Verbraucher nutzen Rückgabe-Rechte schamlos aus

„Hinzu kommt, dass die freimütigen Rückgabe-Möglichkeiten im Online-Handel innerhalb von 14 Tagen leider schamlos ausgenutzt wurden“, sagt Hennecke. „Die Leute hatten sich Bücher bestellt, sich aber ganz offensichtlich dann Seiten rauskopiert oder die Bücher durchgelesen, das war an den arg geknickten Buchrücken erkennbar, und dann einfach zurückgeschickt und wollten das Geld zurück.“

Dann gab’s früher noch den eigentlich sehr gut funktionierenden Großbuchhändler KNV, bei dem bei Hennecke erschienene Werke gelistet waren. „Der nahm immer zehn Exemplare auf Kommission ab und belieferte den süddeutschen Buchhandel über Nacht (Arzneimittel an Apotheken auch, um die Ertragslage zu verbessern). Nach sechs Monaten liefen pünktlich die Zahlungen ein. Das Gegenstück im Norden Deutschlands ist Libri.“ Aber, KNV ist umgezogen nach Erfurt, „und damit gibt es keinen solch verlässlichen Großbuchhändler in Süddeutschland mehr“, sagt Hennecke.

Osiander habe zwar viele Buchhandlungen (in Waiblingen, Schorndorf, Winnenden und Backnang) übernommen, aber nicht die Rolle eines Großbuchhändlers, bekrittelt der Buocher Kleinverleger.

„Nimmt Osiander eine Bestellung, die zum Beispiel aus Waiblingen kommt, an, schicke ich das Buch an die Osiander-Zentrale nach Tübingen, von dort wird es nach Waiblingen verschickt.
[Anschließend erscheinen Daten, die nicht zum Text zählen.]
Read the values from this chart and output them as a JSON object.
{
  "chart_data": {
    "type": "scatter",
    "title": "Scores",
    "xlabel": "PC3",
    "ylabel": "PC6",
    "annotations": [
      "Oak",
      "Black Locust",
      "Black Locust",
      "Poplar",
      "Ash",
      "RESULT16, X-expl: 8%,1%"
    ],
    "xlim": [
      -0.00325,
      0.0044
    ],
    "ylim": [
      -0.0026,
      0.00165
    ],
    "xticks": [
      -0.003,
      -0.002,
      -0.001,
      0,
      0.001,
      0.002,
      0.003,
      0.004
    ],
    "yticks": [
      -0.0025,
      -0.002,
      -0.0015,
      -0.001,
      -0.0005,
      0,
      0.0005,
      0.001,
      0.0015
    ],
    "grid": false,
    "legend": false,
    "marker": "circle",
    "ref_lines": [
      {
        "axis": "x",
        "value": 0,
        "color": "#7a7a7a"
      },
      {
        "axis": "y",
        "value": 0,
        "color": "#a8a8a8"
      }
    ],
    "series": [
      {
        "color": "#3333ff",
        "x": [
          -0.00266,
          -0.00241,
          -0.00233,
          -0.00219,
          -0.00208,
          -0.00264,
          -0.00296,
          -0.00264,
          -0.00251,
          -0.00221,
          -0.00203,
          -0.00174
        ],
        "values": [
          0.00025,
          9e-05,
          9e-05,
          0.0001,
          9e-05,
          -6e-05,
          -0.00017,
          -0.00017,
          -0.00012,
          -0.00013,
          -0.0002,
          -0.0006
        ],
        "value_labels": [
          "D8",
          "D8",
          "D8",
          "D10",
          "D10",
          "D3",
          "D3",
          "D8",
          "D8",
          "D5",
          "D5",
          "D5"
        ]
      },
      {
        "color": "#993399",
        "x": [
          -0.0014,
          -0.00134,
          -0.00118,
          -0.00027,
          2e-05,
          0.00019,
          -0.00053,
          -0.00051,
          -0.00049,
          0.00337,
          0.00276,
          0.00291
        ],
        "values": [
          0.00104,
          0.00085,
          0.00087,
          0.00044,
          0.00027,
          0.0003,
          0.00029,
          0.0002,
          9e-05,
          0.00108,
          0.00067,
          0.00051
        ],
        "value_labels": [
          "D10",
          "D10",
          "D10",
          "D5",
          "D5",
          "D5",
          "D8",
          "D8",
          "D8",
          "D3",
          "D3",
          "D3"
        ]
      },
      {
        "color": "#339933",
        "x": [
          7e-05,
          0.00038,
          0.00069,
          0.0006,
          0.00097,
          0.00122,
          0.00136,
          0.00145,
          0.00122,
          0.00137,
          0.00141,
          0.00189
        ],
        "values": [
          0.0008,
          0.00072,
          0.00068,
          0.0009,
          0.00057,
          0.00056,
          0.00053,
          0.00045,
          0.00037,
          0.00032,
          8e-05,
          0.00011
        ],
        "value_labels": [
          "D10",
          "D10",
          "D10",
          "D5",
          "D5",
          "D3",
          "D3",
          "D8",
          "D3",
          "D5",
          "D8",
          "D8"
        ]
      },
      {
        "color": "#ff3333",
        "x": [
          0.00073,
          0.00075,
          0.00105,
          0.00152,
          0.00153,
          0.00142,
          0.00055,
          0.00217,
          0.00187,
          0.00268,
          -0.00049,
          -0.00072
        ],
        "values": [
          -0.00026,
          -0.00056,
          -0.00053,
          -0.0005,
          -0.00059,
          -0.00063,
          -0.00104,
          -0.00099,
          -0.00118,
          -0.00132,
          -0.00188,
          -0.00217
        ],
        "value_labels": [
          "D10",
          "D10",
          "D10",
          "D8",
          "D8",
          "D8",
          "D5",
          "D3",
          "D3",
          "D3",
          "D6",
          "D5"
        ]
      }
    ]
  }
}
Da bleiben Geld und Zeit auf der Strecke.“ Das Katzen-Büchlein kostet 8,50 Euro bei 35 Prozent frei Haus und lohne sich bei dieser Firmenstruktur für Osiander vermutlich nicht. „Bei mir verhärtet sich sogar der Verdacht, dass Osiander Anweisungen gegeben hat, solche niedrig-preisigen Büchlein nicht zu verkaufen“, behauptet Hennecke. „Andererseits kann ich das Büchlein nicht teurer machen. Porto und Verpackung sind heute dank Amazon sowieso eingerechnet. Sämtliche Buchprodukte sind damit um circa drei Euro teurer geworden. Aber das scheinen die Leute nicht gemerkt zu haben und denken, sie machen jetzt regelmäßig Schnäppchen, weil sie ‘keine’ Versandkosten zahlen müssten, die von allen längst eingepreist wurden.“

Ähnlich wie Osiander verfahre Thalia. „Ein zentrales Rechnungswesen steht heute über allem, das die Controller durchgesetzt haben“, sagt Hennecke. Er habe Osiander sogar Freiexemplare geschickt, damit sie auf die Osiander-Homepage kommen. „Komplette Fehlanzeige.“

Ein Hoch auf Hess, Bacher, Halder, Seeelow, Donner, Kreh und Blessings 4 you

Früher, da habe man sich als Kleinverleger noch regelmäßig mit den lokalen Buchhändlern getroffen und einen gedeihlichen Umgang gehabt. „Als es in Waiblingen noch die Hess’sche Buchhandlung gab, hat mich der Hess von selbst immer angerufen und gesagt, schick mir doch mal fünf Exemplare von der gerade neu erschienenen lokalhistorischen Abhandlung. Beim Bacher in Schorndorf oder beim Halder in Winnenden war es ähnlich unkompliziert. Da lagen unsere Bücher auch aus. So konnten die Leute auch davon erfahren. Jetzt beim Osiander muss alles über die Zentrale laufen und bis die mal ein Buch mit kleiner Auflage freigeben, das dauert ewig, wenn es überhaupt klappt.“

Alle der in Buoch verlegten Bücher haben Internationale Standardbuchnummern (ISBN). „Aber die müssen von Osiander und Thalia auch in die Metadaten in ihren Systemen eingepflegt werden. Sonst findet die dort niemand.“

Wo die Zusammenarbeit noch besser sei, und darüber sei er auch sehr dankbar und froh: „Bei Seelow in Schorndorf, Blessings 4 you in Weinstadt, Donner in Plüderhausen und Rudersberg oder beim Kreh in Winnenden“, sagt Hennecke. „Die kennen mich alle. Die rufen an, wenn Leute die Bücher meines Verlags nachfragen, und wir liefern dann zügig.“

Von Pilzen, Orchideen und anderen Nischen-Themen

Er sei sich bewusst, dass viele der von ihm verlegten Bücher keine Bestseller-Listen stürmen werden. „Von so einer lokalhistorischen Ortsgeschichte verkaufen Sie über die Jahre vielleicht 400 Stück. Von meinem Pilzbüchlein so 100 Stück. Aber das sollte doch gerade für Ortsbuchhandlungen auch einen Stellenwert haben und dass nicht überall nur dasselbe bundesweit einheitliche Buchprogramm gefahren wird“, sagt Hennecke.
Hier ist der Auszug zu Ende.